“If pregnancy were a book they would cut the last two chapters.” Nora Ephron
During pregnancy the offspring the term embryo is used during the first 8 weeks following conception. After those 8 weeks it is known as fetus until birth. The human gestation is divided into three trimesters. During the first trimester a miscarriage is still a high risk, during the second trimester the development of the fetus can be better monitored and during the third trimester the point of fetal viability, or the point at which fetal life outside of the uterus is possible, occurs.
The most commonly used method to calculate the due date is the Naegele´s rule, developed in the early 19th century. With this method the expected due date is calculated from the first day of the last normal menstrual period (LMP or LNMP). The due date is estimated 40 weeks from the LMP (gestation period).
For most mammals, the gestation period is shorter for smaller species, but species that have a breeding season usually give birth during a specific time when food is available and this can influence the gestation period. The Virginian opossum has the shortest gestation period known, 12-13 days, while the longest gestation period is that of the Asiatic elephant with an average of 609 days.

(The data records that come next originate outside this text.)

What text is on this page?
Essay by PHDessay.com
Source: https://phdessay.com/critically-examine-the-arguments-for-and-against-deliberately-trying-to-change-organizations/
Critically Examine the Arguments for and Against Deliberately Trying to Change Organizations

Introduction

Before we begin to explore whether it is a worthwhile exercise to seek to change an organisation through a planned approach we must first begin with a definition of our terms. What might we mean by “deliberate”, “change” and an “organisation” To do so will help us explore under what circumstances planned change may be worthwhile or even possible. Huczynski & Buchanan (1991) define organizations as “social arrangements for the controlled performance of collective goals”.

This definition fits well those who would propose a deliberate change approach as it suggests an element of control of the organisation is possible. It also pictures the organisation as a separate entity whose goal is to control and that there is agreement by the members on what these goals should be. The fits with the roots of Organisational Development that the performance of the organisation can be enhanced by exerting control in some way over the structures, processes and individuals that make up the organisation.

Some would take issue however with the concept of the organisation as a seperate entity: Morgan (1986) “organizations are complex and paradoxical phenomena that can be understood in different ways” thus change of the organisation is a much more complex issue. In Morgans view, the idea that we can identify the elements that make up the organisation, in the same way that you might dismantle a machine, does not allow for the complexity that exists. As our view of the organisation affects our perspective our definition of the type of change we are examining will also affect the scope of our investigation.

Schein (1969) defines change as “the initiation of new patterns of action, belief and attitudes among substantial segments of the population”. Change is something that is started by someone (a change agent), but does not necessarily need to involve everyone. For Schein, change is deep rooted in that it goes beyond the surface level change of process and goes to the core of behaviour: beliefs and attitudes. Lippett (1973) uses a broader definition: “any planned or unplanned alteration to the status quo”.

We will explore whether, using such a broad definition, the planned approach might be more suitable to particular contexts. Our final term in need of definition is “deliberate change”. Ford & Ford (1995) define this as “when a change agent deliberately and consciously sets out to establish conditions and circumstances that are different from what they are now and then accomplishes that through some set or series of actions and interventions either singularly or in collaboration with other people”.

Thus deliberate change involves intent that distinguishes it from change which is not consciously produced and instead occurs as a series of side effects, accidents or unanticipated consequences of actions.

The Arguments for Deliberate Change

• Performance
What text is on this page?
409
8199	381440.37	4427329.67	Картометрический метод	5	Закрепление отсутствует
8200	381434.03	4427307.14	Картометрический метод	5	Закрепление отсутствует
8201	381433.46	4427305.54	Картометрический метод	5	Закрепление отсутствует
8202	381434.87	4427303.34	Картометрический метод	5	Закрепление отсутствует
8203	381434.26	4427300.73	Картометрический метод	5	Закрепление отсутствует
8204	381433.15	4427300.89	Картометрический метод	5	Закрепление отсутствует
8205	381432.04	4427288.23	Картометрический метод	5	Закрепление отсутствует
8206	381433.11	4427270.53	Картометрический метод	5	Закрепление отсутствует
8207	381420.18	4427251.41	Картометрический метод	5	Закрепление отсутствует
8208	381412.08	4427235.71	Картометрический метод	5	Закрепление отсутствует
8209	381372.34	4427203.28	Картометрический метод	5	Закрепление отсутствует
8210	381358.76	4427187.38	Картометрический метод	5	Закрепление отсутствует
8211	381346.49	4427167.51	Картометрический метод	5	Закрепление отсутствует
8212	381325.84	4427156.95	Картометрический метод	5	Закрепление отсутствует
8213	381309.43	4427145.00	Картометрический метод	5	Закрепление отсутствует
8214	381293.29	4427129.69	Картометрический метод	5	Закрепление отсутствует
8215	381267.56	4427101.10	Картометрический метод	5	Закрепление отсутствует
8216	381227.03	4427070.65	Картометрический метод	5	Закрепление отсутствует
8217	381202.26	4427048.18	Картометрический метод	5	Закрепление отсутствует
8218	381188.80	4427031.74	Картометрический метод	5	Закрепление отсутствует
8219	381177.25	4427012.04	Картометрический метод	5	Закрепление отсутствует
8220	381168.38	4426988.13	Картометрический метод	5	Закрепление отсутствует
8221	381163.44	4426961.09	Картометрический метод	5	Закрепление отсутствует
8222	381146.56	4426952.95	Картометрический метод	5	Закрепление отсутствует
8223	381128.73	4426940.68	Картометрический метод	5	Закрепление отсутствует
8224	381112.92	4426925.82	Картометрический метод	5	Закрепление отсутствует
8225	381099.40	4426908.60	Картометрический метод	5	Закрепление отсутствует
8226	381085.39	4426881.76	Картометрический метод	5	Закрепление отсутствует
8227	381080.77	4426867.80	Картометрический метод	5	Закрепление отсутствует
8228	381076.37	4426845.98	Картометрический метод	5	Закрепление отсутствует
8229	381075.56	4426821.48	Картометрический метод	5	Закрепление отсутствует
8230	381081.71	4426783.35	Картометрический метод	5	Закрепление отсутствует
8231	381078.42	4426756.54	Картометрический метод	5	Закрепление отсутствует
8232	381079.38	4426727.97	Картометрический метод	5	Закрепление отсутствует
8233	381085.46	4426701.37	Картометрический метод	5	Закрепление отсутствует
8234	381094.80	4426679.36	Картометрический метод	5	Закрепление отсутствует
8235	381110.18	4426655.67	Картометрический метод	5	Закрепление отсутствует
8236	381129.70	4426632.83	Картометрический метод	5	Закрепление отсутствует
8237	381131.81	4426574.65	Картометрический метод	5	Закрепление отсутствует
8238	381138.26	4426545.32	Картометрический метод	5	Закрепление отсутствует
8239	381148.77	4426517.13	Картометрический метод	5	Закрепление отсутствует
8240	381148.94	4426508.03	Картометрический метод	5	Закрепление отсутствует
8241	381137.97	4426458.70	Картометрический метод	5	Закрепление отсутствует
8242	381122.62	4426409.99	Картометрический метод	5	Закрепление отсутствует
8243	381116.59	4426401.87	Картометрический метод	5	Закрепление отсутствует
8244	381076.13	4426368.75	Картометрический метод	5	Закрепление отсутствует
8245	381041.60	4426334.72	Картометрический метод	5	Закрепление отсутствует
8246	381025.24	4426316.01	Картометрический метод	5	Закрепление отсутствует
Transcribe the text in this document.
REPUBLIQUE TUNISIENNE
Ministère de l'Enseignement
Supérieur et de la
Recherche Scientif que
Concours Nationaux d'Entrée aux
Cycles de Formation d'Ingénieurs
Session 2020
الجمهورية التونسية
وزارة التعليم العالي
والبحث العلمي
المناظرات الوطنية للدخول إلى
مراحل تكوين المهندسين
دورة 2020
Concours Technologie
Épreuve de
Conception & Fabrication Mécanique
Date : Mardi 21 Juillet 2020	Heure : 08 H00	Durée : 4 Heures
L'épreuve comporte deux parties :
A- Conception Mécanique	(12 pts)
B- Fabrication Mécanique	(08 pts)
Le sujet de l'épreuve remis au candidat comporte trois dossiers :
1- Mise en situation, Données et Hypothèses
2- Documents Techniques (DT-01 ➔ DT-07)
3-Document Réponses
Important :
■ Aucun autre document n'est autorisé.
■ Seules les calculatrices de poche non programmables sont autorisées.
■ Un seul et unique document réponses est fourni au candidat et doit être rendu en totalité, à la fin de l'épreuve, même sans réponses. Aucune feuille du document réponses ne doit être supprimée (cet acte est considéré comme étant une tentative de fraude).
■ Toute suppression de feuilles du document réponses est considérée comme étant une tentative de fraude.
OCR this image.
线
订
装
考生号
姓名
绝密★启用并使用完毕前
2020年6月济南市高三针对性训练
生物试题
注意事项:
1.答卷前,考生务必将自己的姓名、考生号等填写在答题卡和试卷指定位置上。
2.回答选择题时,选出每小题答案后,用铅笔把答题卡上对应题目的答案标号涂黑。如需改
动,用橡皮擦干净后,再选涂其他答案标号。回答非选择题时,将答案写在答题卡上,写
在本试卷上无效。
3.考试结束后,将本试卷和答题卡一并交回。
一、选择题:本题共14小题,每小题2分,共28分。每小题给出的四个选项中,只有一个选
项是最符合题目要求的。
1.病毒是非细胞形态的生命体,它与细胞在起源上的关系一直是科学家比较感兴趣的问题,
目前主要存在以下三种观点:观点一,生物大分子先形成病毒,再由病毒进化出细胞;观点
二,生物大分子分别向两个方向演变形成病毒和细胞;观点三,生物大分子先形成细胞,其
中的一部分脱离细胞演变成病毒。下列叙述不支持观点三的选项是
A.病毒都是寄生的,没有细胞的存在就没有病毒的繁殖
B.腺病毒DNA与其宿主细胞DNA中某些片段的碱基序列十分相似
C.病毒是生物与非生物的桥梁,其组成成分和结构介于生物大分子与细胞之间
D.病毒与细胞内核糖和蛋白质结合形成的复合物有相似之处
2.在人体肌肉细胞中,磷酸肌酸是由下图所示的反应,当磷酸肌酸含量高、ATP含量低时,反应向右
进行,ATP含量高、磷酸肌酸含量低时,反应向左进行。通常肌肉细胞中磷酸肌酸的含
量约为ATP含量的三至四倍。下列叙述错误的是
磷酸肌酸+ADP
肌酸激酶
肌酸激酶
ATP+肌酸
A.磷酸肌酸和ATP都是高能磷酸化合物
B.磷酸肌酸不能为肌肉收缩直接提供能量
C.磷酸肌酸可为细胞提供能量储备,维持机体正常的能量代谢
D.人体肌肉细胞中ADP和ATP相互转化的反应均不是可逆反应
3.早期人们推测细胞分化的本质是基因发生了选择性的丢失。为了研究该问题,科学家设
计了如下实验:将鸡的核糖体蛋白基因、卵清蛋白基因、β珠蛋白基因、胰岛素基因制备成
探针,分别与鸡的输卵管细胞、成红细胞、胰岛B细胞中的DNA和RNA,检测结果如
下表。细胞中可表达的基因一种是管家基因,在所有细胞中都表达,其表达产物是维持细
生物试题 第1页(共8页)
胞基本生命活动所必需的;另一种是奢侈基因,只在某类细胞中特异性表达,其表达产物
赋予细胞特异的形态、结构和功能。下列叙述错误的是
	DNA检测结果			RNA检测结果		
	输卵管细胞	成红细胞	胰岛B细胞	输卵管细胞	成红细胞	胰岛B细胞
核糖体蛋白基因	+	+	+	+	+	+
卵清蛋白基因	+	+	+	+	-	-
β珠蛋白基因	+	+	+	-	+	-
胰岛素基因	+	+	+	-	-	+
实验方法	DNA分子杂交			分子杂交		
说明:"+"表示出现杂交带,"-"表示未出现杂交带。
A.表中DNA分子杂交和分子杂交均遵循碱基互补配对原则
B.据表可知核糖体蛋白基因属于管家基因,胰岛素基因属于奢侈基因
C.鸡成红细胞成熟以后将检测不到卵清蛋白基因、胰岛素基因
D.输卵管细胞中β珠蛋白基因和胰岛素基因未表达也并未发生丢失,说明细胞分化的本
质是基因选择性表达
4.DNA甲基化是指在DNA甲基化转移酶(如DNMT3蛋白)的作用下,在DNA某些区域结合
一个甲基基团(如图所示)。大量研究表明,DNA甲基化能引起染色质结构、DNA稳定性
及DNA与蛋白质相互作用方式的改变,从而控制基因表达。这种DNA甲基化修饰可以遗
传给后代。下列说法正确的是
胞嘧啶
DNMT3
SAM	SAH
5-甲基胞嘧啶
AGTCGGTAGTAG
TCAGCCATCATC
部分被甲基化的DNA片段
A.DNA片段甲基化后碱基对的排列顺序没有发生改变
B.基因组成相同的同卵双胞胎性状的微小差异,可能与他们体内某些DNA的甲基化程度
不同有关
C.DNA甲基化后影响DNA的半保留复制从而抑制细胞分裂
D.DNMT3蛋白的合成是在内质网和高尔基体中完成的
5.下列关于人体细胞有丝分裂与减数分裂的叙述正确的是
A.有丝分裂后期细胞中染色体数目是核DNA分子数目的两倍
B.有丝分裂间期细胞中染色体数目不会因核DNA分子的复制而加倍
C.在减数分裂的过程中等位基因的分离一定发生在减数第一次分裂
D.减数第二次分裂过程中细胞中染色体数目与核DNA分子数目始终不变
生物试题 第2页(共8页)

In cultures around the world pregnant women have a special status and there are different postpartum customs. For example, in China the new mother does not leave the house for a month and this time is called zuo yuezi, sitting the month. To help her, the mother should have someone in the house, usually her mother-in-law. She is kept very warm, because it is believed she enters a cold phase due to blood loss during delivery. That is also the reason why she must avoid eating cold, raw foods and need to have warm foods and drinks to restore her energy. The balance of yin and yang in the body is disrupted by giving birth and this must be restored by eating certain, yang, foods (chicken, ginger and eggs) and avoiding yin foods (cold water, bamboo shoots and turnips). Also, bathing and washing her hair is a no-go during this period (although this is now sometimes seen as old fashioned).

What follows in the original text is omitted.